In this fifth feature of our #prizes in philosophy series, we take a look at the Fellowship of the Royal Society of Canada — an honor granted by the Royal Society of Canada, on an annual basis, for their “remarkable contributions in the arts, the humanities and the sciences, as well as in Canadian public life”. Created in 1882 by Canada’s Governor General Marquis of Lorne and incorporated in 1883 by a statute of the Parliament of Canada, over 3700 scholars have since been inducted into the fellowship — 300 of whom have been women. The Royal Society of Canada is the “oldest and most esteemed scholarly organization” in Canada — it is Canada’s National Academy.
“The object of the Society shall be to promote learning and intellectual accomplishments of exceptional quality. The Society recognizes remarkable contributions in the arts, humanities and sciences, as well as in Canadian public life.” — Mission Statement, 1883 Statute (accessible here).
There are no list or categorized breakdown by field of fellows of the Royal Society of Canada that can be found. While there is a general search directory to locate individuals honored with the fellowship, more work needs to be done to locate and organize this information. Here are some select known Fellows of the Royal Society of Canada in the field of philosophy as well an honorable mention to the Society’s first inducted woman.

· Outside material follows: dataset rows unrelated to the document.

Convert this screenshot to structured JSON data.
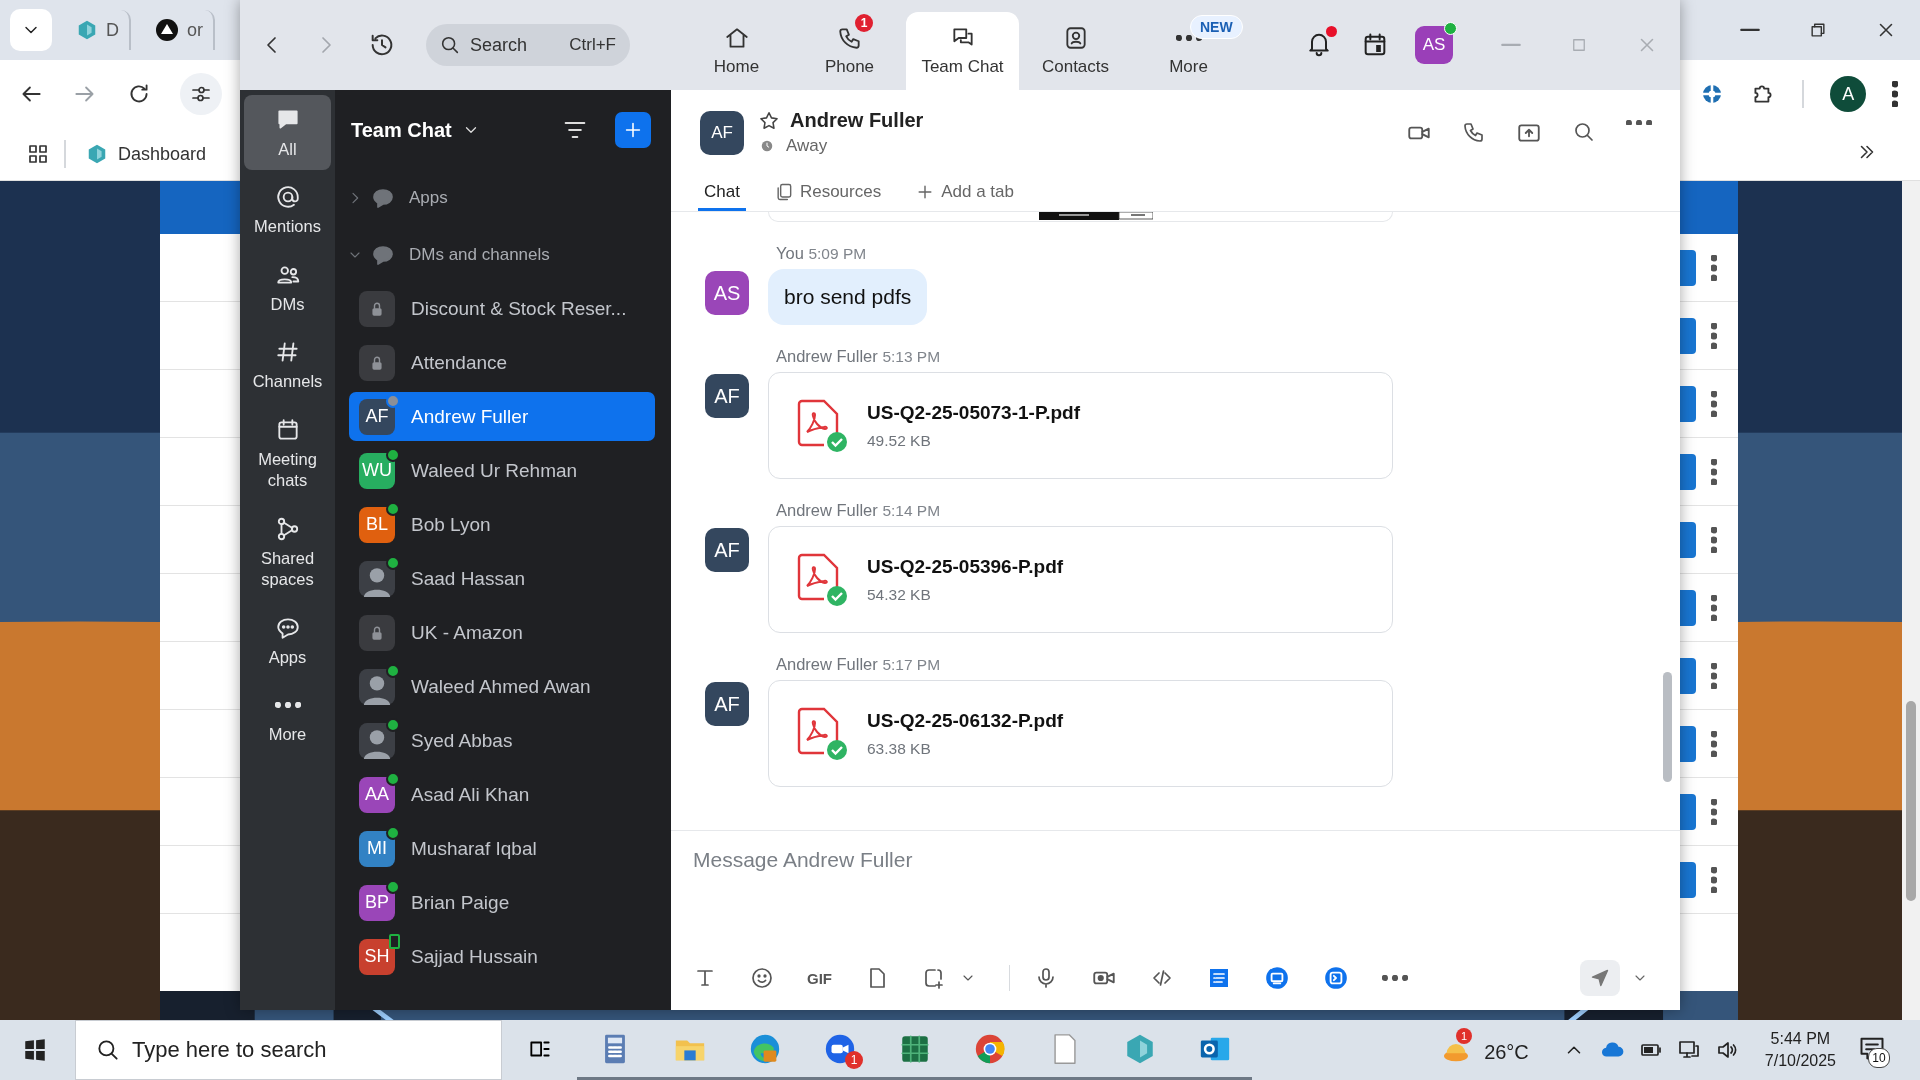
{
  "browser": {
    "tabs": [
      {
        "label": "D",
        "selected": false
      },
      {
        "label": "or",
        "selected": false
      }
    ],
    "bookmarks": [
      {
        "label": "Dashboard"
      }
    ],
    "profile": "A"
  },
  "zoom": {
    "search": {
      "placeholder": "Search",
      "shortcut": "Ctrl+F"
    },
    "tabs": [
      {
        "label": "Home",
        "selected": false
      },
      {
        "label": "Phone",
        "badge": "1",
        "selected": false
      },
      {
        "label": "Team Chat",
        "selected": true
      },
      {
        "label": "Contacts",
        "selected": false
      },
      {
        "label": "More",
        "tag": "NEW",
        "selected": false
      }
    ],
    "notifications": {
      "unread": true
    },
    "user": {
      "initials": "AS",
      "online": true
    },
    "rail": [
      {
        "label": "All",
        "selected": true
      },
      {
        "label": "Mentions",
        "selected": false
      },
      {
        "label": "DMs",
        "selected": false
      },
      {
        "label": "Channels",
        "selected": false
      },
      {
        "label": "Meeting chats",
        "selected": false
      },
      {
        "label": "Shared spaces",
        "selected": false
      },
      {
        "label": "Apps",
        "selected": false
      },
      {
        "label": "More",
        "selected": false
      }
    ],
    "sidebar": {
      "title": "Team Chat",
      "sections": [
        {
          "label": "Apps",
          "expanded": false
        },
        {
          "label": "DMs and channels",
          "expanded": true,
          "children": [
            {
              "kind": "channel",
              "name": "Discount & Stock Reser...",
              "online": false,
              "away": false,
              "mobile": false,
              "selected": false
            },
            {
              "kind": "channel",
              "name": "Attendance",
              "online": false,
              "away": false,
              "mobile": false,
              "selected": false
            },
            {
              "kind": "person",
              "name": "Andrew Fuller",
              "initials": "AF",
              "color": "#34475e",
              "online": false,
              "away": true,
              "mobile": false,
              "selected": true
            },
            {
              "kind": "person",
              "name": "Waleed Ur Rehman",
              "initials": "WU",
              "color": "#27ae60",
              "online": true,
              "away": false,
              "mobile": false,
              "selected": false
            },
            {
              "kind": "person",
              "name": "Bob Lyon",
              "initials": "BL",
              "color": "#e0600f",
              "online": true,
              "away": false,
              "mobile": false,
              "selected": false
            },
            {
              "name": "Saad Hassan",
              "online": true,
              "away": false,
              "mobile": false,
              "selected": false
            },
            {
              "kind": "channel",
              "name": "UK - Amazon",
              "online": false,
              "away": false,
              "mobile": false,
              "selected": false
            },
            {
              "name": "Waleed Ahmed Awan",
              "online": true,
              "away": false,
              "mobile": false,
              "selected": false
            },
            {
              "name": "Syed Abbas",
              "online": true,
              "away": false,
              "mobile": false,
              "selected": false
            },
            {
              "kind": "person",
              "name": "Asad Ali Khan",
              "initials": "AA",
              "color": "#9a46b8",
              "online": true,
              "away": false,
              "mobile": false,
              "selected": false
            },
            {
              "kind": "person",
              "name": "Musharaf Iqbal",
              "initials": "MI",
              "color": "#3282c4",
              "online": true,
              "away": false,
              "mobile": false,
              "selected": false
            },
            {
              "kind": "person",
              "name": "Brian Paige",
              "initials": "BP",
              "color": "#9a46b8",
              "online": true,
              "away": false,
              "mobile": false,
              "selected": false
            },
            {
              "kind": "person",
              "name": "Sajjad Hussain",
              "initials": "SH",
              "color": "#c8402e",
              "online": false,
              "away": false,
              "mobile": true,
              "selected": false
            }
          ]
        }
      ]
    },
    "chat": {
      "contact": {
        "initials": "AF",
        "name": "Andrew Fuller",
        "status": "Away",
        "favorite": false
      },
      "tabs": [
        {
          "label": "Chat",
          "selected": true
        },
        {
          "label": "Resources",
          "selected": false
        },
        {
          "label": "Add a tab",
          "selected": false
        }
      ],
      "messages": [
        {
          "kind": "picture"
        },
        {
          "kind": "text",
          "sender": "You",
          "time": "5:09 PM",
          "initials": "AS",
          "color": "#9a46b8",
          "text": "bro send pdfs"
        },
        {
          "kind": "file",
          "sender": "Andrew Fuller",
          "time": "5:13 PM",
          "initials": "AF",
          "color": "#34475e",
          "file": "US-Q2-25-05073-1-P.pdf",
          "size": "49.52 KB"
        },
        {
          "kind": "file",
          "sender": "Andrew Fuller",
          "time": "5:14 PM",
          "initials": "AF",
          "color": "#34475e",
          "file": "US-Q2-25-05396-P.pdf",
          "size": "54.32 KB"
        },
        {
          "kind": "file",
          "sender": "Andrew Fuller",
          "time": "5:17 PM",
          "initials": "AF",
          "color": "#34475e",
          "file": "US-Q2-25-06132-P.pdf",
          "size": "63.38 KB"
        }
      ]
    },
    "composer": {
      "placeholder": "Message Andrew Fuller",
      "gif": "GIF"
    }
  },
  "taskbar": {
    "search": {
      "placeholder": "Type here to search"
    },
    "apps": [
      {
        "running": false
      },
      {
        "running": true
      },
      {
        "running": true
      },
      {
        "running": true
      },
      {
        "running": true,
        "badge": "1"
      },
      {
        "running": true
      },
      {
        "running": true
      },
      {
        "running": true
      },
      {
        "running": true
      },
      {
        "running": true
      }
    ],
    "weather": {
      "temp": "26°C",
      "badge": "1"
    },
    "time": "5:44 PM",
    "date": "7/10/2025",
    "notifications": "10"
  }
}
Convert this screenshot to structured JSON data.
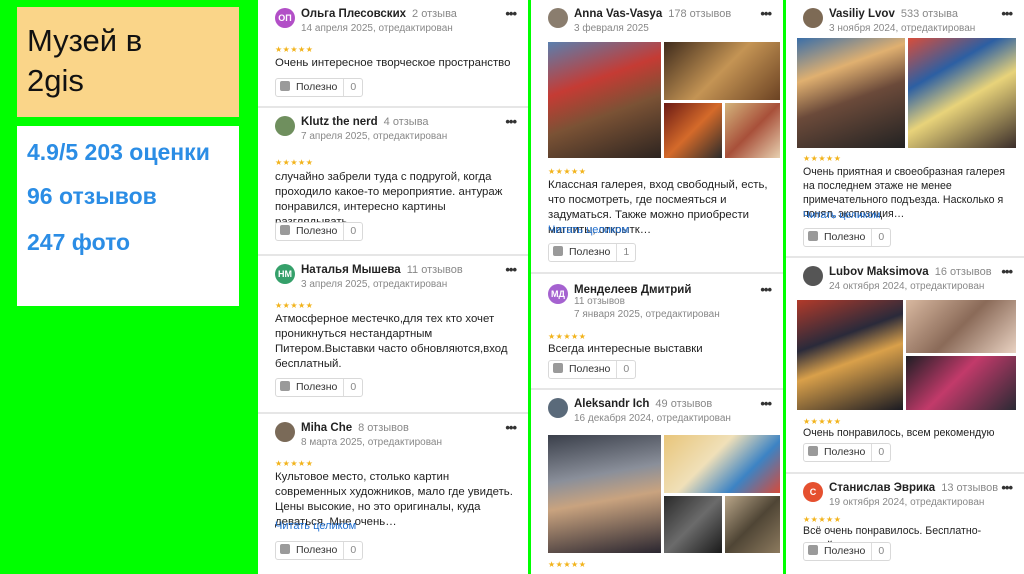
{
  "title": {
    "line1": "Музей в",
    "line2": "2gis"
  },
  "stats": {
    "rating": "4.9/5 203 оценки",
    "reviews": "96 отзывов",
    "photos": "247 фото"
  },
  "common": {
    "useful": "Полезно",
    "read_more": "Читать целиком",
    "menu": "•••",
    "stars": "★★★★★"
  },
  "col1": [
    {
      "name": "Ольга Плесовских",
      "count": "2 отзыва",
      "date": "14 апреля 2025, отредактирован",
      "initials": "ОП",
      "color": "#b24fc7",
      "text": "Очень интересное творческое пространство",
      "likes": "0"
    },
    {
      "name": "Klutz the nerd",
      "count": "4 отзыва",
      "date": "7 апреля 2025, отредактирован",
      "initials": "",
      "color": "#6f8f5e",
      "text": "случайно забрели туда с подругой, когда проходило какое-то мероприятие. антураж понравился, интересно картины разглядывать",
      "likes": "0"
    },
    {
      "name": "Наталья Мышева",
      "count": "11 отзывов",
      "date": "3 апреля 2025, отредактирован",
      "initials": "НМ",
      "color": "#35a06a",
      "text": "Атмосферное местечко,для тех кто хочет проникнуться нестандартным Питером.Выставки часто обновляются,вход бесплатный.",
      "likes": "0"
    },
    {
      "name": "Miha Che",
      "count": "8 отзывов",
      "date": "8 марта 2025, отредактирован",
      "initials": "",
      "color": "#7a6a58",
      "text": "Культовое место, столько картин современных художников, мало где увидеть. Цены высокие, но это оригиналы, куда деваться. Мне очень…",
      "likes": "0"
    }
  ],
  "col2": [
    {
      "name": "Anna Vas-Vasya",
      "count": "178 отзывов",
      "date": "3 февраля 2025",
      "initials": "",
      "color": "#8a7d6e",
      "text": "Классная галерея, вход свободный, есть, что посмотреть, где посмеяться и задуматься. Также можно приобрести магниты, открытк…",
      "likes": "1"
    },
    {
      "name": "Менделеев Дмитрий",
      "count": "11 отзывов",
      "date": "7 января 2025, отредактирован",
      "initials": "МД",
      "color": "#a562d0",
      "text": "Всегда интересные выставки",
      "likes": "0"
    },
    {
      "name": "Aleksandr Ich",
      "count": "49 отзывов",
      "date": "16 декабря 2024, отредактирован",
      "initials": "",
      "color": "#5a6a7a",
      "text": "",
      "likes": ""
    }
  ],
  "col3": [
    {
      "name": "Vasiliy Lvov",
      "count": "533 отзыва",
      "date": "3 ноября 2024, отредактирован",
      "initials": "",
      "color": "#7d6a55",
      "text": "Очень приятная и своеобразная галерея на последнем этаже не менее примечательного подъезда. Насколько я понял, экспозиция…",
      "likes": "0"
    },
    {
      "name": "Lubov Maksimova",
      "count": "16 отзывов",
      "date": "24 октября 2024, отредактирован",
      "initials": "",
      "color": "#555",
      "text": "Очень понравилось, всем рекомендую",
      "likes": "0"
    },
    {
      "name": "Станислав Эврика",
      "count": "13 отзывов",
      "date": "19 октября 2024, отредактирован",
      "initials": "С",
      "color": "#e5502f",
      "text": "Всё очень понравилось. Бесплатно- донейшен",
      "likes": "0"
    }
  ]
}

Select Fellows of the Royal Society of Canada
Dr. Ronald Beiner, Fellow (2006)
Dr. Will Kymlicka, Fellow (2003)
Dr. Ian Hacking, Fellow (1986)
Dr. Charles Taylor, Fellow (1975)
Dr. Alice Wilson, Fellow (1938)
While the structure of the Society has modernized over the year (see here for the history), the society now elects ups to 75 nominees each year in four categories of fellowship: (i) Honorary Fellows, (ii) Regularly Elected Fellows, (iii) Specially Elected Fellows and (iv) Foreign Fellows — up to 4 nominees each year may be selected. The Society not only recognizes and nominates fellows but also organizes events that “promote Canadian culture” via “multilateral organizations”, “universities” and “academies” as well as “advise governments and organizations through the provision of expert reports that address matters of national urgency from an interdisciplinary perspective”. For more information about the nomination process and ceremonies, click here. Nominations are open between September 1st to December 1st.
We will be covering at ©Integrating Horizons the 2015 fellowship of the society as well as selections of their work that explores the interdisciplinary aspects. A particular emphasis will also be put on French scholars and women philosophers.